The idea is appealing because it would not necessarily require Congressional action. It also would not tap any of the $45.6 billion in Troubled Asset Relief Funds that was set aside to help struggling homeowners. Only $22.9 billion of that pool has been spent or pledged so far, and fewer than 1.7 million loans have been modified under federal programs. But Andrea Risotto, a Treasury spokeswoman, said whatever was left would be used to reduce the federal deficit.
A mass refinancing plan would spread the benefits of the Federal Reserve’s most important economic policy response, low interest rates, to more people. As of July, an estimated $2.4 trillion in mortgages backed by Fannie and Freddie carried interest rates of 4.5 percent or higher.
The two prevailing ideas, lowering rates on mortgages and converting houses owned by government entities like Freddie and Fannie into rentals and other uses, have somewhat different pockets of support. Investment firms would like to participate in the rental program, especially if the government lends them money to participate. For the most part,banks prefer the refinancing plan. There are many high-ranking proponents of the refinancing plan. Joseph Tracy, a senior adviser to the chairman of the New York Federal Reserve, has circulated a presentation in support of the plan. And Richard B. Berner, who recently joined the Treasury Department as counselor to Secretary Timothy F. Geithner, argued in favor of a blanket refinancing in his previous job as chief United States economist for Morgan Stanley. The proponents say the plan carries little risk because the mortgages are already guaranteed by Fannie Mae and Freddie Mac. They also say it makes those loans less likely to go into default and ultimately foreclosure.
But the plan has some drawbacks. Some officials fear that promoting mass refinancings today could spook investors and make borrowing more expensive, for both homeowners and the federal government, in the future.
The government has already encouraged some refinancing through the Federal Housing Administration and through Fannie and Freddie, but participation is limited. For example, the Home Affordable Refinance Program excludes homeowners who owe more than 125 percent of the value of their house. To spur more refinancing, the government may decide to encourage Fannie and Freddie to lift such restrictions.
But government officials cautioned that Fannie and Freddie do not do the administration’s bidding, even though they are essentially owned by taxpayers.
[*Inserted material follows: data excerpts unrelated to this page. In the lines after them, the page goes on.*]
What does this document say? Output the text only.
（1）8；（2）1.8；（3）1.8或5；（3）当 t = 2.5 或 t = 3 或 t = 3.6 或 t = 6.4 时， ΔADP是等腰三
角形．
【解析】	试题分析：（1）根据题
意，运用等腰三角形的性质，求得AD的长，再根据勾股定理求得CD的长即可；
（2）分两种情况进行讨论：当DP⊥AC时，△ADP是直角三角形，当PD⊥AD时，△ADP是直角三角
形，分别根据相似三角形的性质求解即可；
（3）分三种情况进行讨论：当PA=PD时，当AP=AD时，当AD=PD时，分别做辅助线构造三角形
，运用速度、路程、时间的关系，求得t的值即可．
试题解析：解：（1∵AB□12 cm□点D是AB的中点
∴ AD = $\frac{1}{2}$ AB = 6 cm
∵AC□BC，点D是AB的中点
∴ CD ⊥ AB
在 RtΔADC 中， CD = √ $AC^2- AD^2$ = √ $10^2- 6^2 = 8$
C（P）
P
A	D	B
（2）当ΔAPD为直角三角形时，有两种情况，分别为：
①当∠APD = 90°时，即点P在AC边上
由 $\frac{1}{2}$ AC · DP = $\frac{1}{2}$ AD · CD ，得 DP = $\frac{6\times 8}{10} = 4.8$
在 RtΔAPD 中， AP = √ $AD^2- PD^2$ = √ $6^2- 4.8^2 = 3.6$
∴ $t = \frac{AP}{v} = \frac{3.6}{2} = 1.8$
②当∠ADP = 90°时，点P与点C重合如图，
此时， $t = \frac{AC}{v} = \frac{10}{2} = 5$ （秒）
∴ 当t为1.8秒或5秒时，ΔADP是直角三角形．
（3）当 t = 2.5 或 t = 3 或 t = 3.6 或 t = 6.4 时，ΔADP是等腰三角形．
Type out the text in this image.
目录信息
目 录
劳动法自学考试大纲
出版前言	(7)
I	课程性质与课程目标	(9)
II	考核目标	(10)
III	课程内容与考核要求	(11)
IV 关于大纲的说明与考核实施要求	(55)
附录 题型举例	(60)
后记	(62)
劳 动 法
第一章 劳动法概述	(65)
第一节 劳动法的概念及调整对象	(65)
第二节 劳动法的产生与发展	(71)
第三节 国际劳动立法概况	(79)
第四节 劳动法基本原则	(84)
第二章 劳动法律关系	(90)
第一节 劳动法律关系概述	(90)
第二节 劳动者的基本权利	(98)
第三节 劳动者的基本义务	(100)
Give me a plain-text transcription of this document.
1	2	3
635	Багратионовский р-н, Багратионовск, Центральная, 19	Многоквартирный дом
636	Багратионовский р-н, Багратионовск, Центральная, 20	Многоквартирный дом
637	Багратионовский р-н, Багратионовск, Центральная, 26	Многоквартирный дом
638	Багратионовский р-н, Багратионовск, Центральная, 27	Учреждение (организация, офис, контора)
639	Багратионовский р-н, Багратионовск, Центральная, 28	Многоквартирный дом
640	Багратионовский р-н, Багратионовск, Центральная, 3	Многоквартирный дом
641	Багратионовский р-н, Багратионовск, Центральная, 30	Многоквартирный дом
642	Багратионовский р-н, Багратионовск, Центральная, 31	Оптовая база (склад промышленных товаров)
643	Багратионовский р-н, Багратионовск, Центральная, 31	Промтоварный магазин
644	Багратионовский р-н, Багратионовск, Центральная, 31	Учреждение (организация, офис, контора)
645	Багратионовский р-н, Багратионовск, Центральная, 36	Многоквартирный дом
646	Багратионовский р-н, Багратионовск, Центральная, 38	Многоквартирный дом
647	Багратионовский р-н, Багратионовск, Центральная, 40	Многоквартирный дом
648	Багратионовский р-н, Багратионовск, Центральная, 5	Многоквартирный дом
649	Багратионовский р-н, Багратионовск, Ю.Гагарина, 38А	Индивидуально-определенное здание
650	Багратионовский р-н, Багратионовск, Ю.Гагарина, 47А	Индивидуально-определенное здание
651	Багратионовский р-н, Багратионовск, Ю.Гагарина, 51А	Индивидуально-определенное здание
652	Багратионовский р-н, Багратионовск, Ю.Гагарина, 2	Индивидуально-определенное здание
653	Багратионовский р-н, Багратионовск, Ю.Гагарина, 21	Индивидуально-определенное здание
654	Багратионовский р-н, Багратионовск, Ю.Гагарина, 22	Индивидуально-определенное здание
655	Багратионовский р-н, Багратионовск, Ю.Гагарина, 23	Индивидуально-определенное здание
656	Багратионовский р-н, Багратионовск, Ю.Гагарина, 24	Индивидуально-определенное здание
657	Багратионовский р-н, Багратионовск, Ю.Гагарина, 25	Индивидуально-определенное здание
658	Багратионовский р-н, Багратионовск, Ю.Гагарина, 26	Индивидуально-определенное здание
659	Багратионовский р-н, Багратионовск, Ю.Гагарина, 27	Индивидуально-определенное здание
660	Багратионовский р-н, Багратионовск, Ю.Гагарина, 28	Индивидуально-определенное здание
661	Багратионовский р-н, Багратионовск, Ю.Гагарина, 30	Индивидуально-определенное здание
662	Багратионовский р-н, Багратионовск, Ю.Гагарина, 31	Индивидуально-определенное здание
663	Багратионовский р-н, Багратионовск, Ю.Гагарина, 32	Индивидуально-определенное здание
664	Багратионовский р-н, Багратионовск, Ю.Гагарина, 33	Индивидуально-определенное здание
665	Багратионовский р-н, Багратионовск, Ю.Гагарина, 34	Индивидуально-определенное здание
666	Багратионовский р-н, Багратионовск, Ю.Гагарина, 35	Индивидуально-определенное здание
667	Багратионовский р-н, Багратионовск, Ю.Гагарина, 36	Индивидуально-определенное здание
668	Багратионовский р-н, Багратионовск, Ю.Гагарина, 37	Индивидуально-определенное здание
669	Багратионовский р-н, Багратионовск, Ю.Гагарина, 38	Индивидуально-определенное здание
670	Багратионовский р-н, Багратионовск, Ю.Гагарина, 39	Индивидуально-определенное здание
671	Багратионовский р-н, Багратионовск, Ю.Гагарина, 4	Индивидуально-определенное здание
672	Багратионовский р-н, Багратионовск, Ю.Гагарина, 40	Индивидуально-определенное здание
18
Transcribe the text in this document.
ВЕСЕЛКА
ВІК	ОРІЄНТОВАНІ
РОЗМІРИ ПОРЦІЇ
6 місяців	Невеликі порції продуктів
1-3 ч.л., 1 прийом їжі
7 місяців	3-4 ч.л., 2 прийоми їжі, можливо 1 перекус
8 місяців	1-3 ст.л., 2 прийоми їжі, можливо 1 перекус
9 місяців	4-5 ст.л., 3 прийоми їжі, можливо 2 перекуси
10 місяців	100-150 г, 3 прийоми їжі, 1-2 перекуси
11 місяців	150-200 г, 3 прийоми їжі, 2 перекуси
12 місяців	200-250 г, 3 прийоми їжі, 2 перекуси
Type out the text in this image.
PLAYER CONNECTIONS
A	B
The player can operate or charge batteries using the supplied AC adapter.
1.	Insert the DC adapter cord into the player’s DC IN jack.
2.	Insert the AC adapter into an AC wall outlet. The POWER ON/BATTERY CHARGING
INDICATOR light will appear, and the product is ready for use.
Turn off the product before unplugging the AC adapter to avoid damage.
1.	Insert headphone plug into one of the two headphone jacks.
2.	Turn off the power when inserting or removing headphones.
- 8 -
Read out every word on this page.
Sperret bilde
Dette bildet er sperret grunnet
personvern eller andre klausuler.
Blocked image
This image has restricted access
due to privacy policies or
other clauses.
Edward J. DeMarco, who oversees the companies as acting director of the Federal Housing Finance Agency, has voiced concerns about any plan that might cost the companies money, according to the two people briefed on the discussions. “F.H.F.A. remains open to all ideas that provide needed assistance to borrowers” while minimizing the cost to taxpayers, Mr. DeMarco said in a written statement.
A broader criticism of a refinancing expansion is that it would not do enough to address the two main drivers of foreclosures: homes worth less than their mortgages, and a sudden loss of income, like unemployment. American homeowners currently owe some $700 billion more than their homes are worth.